La soledad golpea

Martín se sentó a la mesa y aseguró que «estaba harto de la vida y de no tener a nadie». Llevaba puesto un jersey azul y vaqueros, miraba fijamente a su amigo Carlos, a quien se dirigía mientras comían, y le explicaba:

—En casa parece que formo parte de la decoración, no tengo a nadie con quien hablar.

Carlos lo miraba atónito. Estaba abriendo su alma. Hacía tiempo que no se veían, y tampoco eran tan amigos.

—No he encontrado en los últimos años a alguien que me guste realmente para poder salir y construir algo más importante. No tuve suerte. —se lamentaba.

Carlos consideró que por fin le podría decir lo que opinaba:

—Siempre has sido muy orgulloso, pensabas que nadie era bueno para ti y ahora estás solo. Ya vas teniendo una edad y tu cara y cuerpo no son los mismos —le advertía—. No siempre se sale con alguien que emociona. Hay personas que simplemente «ayudan» a volver a reír, vivir y recuperar la ilusión. Después, se puede ser simplemente buenos amigos o, por el contrario, emocionarse aún más —se explayó diciéndole.

Martín parecía que casi no escuchaba y siguió relatando:

—Las comidas se hacen difíciles, día tras día, solo ante el plato: desayuno, comida y cena, sin más compañía que la televisión. Y las noches son más duras aún: le doy miles de vueltas a la cabeza hasta que cierro los ojos.

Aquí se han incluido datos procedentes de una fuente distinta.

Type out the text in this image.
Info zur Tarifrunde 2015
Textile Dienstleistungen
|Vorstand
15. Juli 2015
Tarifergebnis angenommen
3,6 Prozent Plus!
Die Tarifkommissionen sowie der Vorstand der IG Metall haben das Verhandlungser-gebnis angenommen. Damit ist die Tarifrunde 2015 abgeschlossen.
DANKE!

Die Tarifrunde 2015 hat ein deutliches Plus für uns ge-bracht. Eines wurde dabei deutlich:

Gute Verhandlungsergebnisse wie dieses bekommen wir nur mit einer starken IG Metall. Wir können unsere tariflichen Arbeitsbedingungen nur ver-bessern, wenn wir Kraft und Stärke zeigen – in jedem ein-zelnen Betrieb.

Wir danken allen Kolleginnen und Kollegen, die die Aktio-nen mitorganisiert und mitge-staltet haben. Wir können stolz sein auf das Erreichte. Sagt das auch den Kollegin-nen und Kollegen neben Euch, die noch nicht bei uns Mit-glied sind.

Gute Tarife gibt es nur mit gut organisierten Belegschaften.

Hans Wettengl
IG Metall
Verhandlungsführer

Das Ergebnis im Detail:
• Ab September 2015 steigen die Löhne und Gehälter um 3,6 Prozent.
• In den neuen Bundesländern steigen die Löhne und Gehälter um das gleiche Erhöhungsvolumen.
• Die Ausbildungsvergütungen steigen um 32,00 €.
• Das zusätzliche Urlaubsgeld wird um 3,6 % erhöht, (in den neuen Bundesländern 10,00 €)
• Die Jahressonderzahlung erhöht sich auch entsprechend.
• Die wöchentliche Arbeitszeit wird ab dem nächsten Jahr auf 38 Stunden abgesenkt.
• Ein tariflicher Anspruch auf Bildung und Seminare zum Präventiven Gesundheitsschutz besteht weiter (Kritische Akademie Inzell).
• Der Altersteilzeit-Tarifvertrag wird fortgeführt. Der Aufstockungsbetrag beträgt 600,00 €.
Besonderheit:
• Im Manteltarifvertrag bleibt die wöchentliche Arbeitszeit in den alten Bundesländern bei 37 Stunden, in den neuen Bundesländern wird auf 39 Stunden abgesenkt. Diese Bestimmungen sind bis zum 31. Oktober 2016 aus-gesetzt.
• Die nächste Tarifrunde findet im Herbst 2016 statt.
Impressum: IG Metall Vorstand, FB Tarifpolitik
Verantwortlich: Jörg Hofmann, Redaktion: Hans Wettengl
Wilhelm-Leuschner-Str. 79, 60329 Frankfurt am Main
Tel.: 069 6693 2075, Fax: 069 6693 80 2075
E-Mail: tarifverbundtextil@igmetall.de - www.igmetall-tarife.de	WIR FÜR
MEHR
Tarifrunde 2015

La comida se estaba desarrollando en el piso de Martín: un cuarto piso de un bloque de edificios con fachada roja, ubicado muy cerca del centro de la ciudad. Contaba con unos 70 metros cuadrados y su distribución era tradicional, al igual que la decoración del hogar. El salón era bastante grande y era donde normalmente celebraba sus comidas. Su amigo le felicitó:

—La comida es estupenda. Siempre me ha encantado cómo cocinas. Espero que un día me des clases —sonrió mirándole a los ojos—. Y respecto al problema que me estás contando, tan solo te falta levantar un poco la autoestima, creer en ti más, arreglarte y mostrarte receptivo. —lo miró haciéndole ver que la solución tenía que partir de él.

A Carlos no le gustaba ese aspecto triste de su amigo. Pensaba que era ese tipo de hombres que se acomodaba en las situaciones malas y se pasaba muchos años rememorando, sin remontar. Casi siempre veía tan solo el lado negativo e incluso cuando salía no disfrutaba; por eso continuó haciéndole entender:

—Por favor, haz algo para cambiar la situación: escucha música, ríe, sueña, ten ilusiones… Si no, ¿qué sentido tiene la vida? Sal a la calle y haz que suceda. ¡Nada viene dado!

La mañana era soleada. Martín vivía en una gran ciudad. Había tenido solo una novia en su vida con la que no se casó por regresar a su país. Entonces tenía 24 años y ella era americana. Martín tomó la decisión de dejar Estados Unidos porque pensaba que, debido al idioma, allí nunca podría ejercer bien su profesión. Tuvieron tres años de relación; el resto, antes, habían sido historias sin importancia. Muchas veces pensaba que se equivocó al tomar esa decisión.

Así, comiendo y hablando, habían pasado la tarde. Y caía la noche. Parecía que ambos amigos pensaban que el momento de despedirse estaba cerca por ese día. Había sido una tarde de reflexión. Martín agachó la cabeza, miró a su amigo de reojo y pensó en todo lo hablado; su mente le decía que le haría caso. Reconocía no haber tenido la mejor vida ni el ánimo alto durante los últimos 20 años. Sin embargo, había decidido no estancarse más ahí. Esa tarde le había venido bien para reflexionar y fortalecer la amistad. Miró a su amigo una vez más, le dio un abrazo y quedaron para verse más a menudo.